Funny thing, though. Some of the songs already had genres that iTunes had attached to them. And some of them were intriguing, to say the least. The comedy classic "The Irish Ballad," by Tom Lehrer, was somehow a blues song. Joe "King" Carrasco's Tex-Mex New Wave Dance Stomper "Chicano Town" was labelled as a country song. And anything Bela Fleck did, even the most hoein' down of numbers, was called jazz.

Anyway, I had a ball, listened to all kinds of songs, and spent way too long at my computer. I finished up around 4:30 Monday morning. And I went to bed with a decidedly sinking feeling. Because after all that cataloging and listening and dancing in my chair, I realized something. I didn't like my already-set choices for the new CD mix. The songlist I promised myself that was set in stone at that point, that I would make myself be happy with, was not making me happy anymore. And now I'm retooling the entire thing.

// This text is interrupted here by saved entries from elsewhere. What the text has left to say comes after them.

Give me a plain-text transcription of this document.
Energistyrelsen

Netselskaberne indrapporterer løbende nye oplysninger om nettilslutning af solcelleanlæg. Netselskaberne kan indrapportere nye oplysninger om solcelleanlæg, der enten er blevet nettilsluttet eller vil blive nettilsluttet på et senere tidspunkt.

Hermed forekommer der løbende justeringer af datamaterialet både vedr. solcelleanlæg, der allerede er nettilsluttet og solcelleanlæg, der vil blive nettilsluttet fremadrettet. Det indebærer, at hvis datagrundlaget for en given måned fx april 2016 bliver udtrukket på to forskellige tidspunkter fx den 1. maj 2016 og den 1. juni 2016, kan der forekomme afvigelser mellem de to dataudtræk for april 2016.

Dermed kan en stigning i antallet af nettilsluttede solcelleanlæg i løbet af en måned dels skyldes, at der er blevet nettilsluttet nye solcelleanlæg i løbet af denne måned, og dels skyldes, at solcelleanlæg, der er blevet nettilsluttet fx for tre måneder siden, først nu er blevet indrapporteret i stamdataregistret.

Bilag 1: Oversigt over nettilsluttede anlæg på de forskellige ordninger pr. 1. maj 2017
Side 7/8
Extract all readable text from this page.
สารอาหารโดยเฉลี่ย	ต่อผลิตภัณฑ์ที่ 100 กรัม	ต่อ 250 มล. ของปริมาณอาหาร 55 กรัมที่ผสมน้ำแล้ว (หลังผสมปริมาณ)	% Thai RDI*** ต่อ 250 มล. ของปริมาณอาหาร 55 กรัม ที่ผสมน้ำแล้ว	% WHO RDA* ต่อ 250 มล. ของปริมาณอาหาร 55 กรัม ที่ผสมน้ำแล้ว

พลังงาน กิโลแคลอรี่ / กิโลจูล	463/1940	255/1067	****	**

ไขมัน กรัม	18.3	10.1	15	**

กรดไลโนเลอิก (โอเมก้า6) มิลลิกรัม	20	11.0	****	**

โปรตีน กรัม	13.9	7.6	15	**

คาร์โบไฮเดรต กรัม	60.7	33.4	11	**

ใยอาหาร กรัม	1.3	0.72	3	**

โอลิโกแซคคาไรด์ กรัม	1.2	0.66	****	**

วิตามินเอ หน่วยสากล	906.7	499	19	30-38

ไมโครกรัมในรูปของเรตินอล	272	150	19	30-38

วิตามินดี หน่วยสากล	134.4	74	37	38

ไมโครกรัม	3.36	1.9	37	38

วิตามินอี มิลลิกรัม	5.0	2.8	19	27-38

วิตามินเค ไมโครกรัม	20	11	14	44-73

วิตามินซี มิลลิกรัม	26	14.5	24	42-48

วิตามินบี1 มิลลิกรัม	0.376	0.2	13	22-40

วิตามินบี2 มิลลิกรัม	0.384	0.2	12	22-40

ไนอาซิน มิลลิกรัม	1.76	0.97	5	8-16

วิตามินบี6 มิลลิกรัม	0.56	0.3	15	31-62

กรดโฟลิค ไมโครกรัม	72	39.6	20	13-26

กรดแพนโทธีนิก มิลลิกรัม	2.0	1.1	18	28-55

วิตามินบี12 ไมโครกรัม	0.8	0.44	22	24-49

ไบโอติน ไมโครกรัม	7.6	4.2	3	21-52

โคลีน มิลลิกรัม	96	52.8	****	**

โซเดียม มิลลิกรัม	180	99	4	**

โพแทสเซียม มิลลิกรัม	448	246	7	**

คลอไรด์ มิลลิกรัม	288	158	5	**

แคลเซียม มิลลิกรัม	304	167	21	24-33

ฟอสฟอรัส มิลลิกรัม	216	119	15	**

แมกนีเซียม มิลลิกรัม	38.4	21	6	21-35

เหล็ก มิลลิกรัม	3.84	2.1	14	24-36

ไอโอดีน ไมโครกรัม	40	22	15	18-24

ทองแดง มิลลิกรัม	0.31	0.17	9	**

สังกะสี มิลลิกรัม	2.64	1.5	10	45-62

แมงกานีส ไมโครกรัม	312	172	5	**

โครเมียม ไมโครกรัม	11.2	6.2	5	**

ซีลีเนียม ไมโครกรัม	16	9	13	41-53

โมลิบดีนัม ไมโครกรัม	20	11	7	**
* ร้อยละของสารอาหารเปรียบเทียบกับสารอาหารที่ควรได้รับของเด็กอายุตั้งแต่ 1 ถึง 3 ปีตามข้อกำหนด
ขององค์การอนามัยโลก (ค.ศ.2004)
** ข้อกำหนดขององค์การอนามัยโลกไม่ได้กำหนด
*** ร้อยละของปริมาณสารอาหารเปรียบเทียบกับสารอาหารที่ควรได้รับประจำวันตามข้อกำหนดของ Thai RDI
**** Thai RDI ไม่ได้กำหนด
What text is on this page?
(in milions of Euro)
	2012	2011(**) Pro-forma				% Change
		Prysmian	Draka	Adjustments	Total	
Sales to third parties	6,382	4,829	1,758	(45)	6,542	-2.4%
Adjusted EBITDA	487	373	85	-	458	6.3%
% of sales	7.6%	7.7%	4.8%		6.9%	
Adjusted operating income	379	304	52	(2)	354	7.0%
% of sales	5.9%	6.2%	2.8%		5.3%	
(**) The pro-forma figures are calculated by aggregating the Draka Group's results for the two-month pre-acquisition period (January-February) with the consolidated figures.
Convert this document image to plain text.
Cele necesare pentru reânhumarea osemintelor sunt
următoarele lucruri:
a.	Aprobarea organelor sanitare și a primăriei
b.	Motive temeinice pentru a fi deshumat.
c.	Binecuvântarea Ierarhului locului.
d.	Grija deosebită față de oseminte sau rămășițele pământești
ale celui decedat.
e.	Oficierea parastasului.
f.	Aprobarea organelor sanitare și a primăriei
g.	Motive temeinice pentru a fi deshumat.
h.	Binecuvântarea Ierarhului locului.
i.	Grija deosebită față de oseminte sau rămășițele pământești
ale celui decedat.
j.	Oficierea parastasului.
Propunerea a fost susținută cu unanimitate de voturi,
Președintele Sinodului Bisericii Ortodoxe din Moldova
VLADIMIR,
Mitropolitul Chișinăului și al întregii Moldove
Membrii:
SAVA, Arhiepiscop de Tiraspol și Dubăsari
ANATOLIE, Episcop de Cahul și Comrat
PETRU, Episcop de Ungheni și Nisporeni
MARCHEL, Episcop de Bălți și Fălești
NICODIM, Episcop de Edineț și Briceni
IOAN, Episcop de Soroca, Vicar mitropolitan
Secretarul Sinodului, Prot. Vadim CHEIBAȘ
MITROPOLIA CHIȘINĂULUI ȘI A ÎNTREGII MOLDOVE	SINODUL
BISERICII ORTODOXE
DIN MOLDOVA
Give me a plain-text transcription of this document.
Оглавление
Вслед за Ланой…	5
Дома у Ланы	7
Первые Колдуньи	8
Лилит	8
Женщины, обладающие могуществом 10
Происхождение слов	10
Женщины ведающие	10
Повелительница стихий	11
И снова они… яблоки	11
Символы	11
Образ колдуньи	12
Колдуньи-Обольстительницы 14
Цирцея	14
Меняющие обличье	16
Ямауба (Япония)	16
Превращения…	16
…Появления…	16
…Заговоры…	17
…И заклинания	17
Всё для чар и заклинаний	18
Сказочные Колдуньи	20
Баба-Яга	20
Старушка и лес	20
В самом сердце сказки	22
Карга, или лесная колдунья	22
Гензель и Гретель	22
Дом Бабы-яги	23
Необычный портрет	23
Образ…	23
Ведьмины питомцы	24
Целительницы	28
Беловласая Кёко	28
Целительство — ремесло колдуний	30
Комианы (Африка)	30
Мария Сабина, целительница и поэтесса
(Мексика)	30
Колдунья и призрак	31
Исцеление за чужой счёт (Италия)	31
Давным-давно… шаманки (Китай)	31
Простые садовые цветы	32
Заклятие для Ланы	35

I think about these things way too much, you know. Not that I'm hinky or anything. Never hinky. Nope, not me.

I'll have it done when the time comes, though, I promise.

Betland's Olympic Update:
* By the way, acro took the holiday off. The acrobasket was spending one last day at the beach. He likes the beach, you know. He's quite brown.
* First Community Band practice of the season tonight!

3 Comments:

Blogger Lily said...

Yup, it's fun all right. It's also like reorganizing the books on the bookshelf. You wind up reading favorite chapters or the entire book. Sounds like a fun way to spend the weekend.

7:58 PM  
Anonymous Anonymous said...

i had totally forgotten about the 2nd cd mix challenge til yesterday. and now i'm in a music crunch. luckily, i don't need to organize my tunes. i did all that the last go round. and it took hours too. but it WAS fun! :)

11:01 AM  
Blogger stennie said...

You think you're ready to take on Smart Playlists?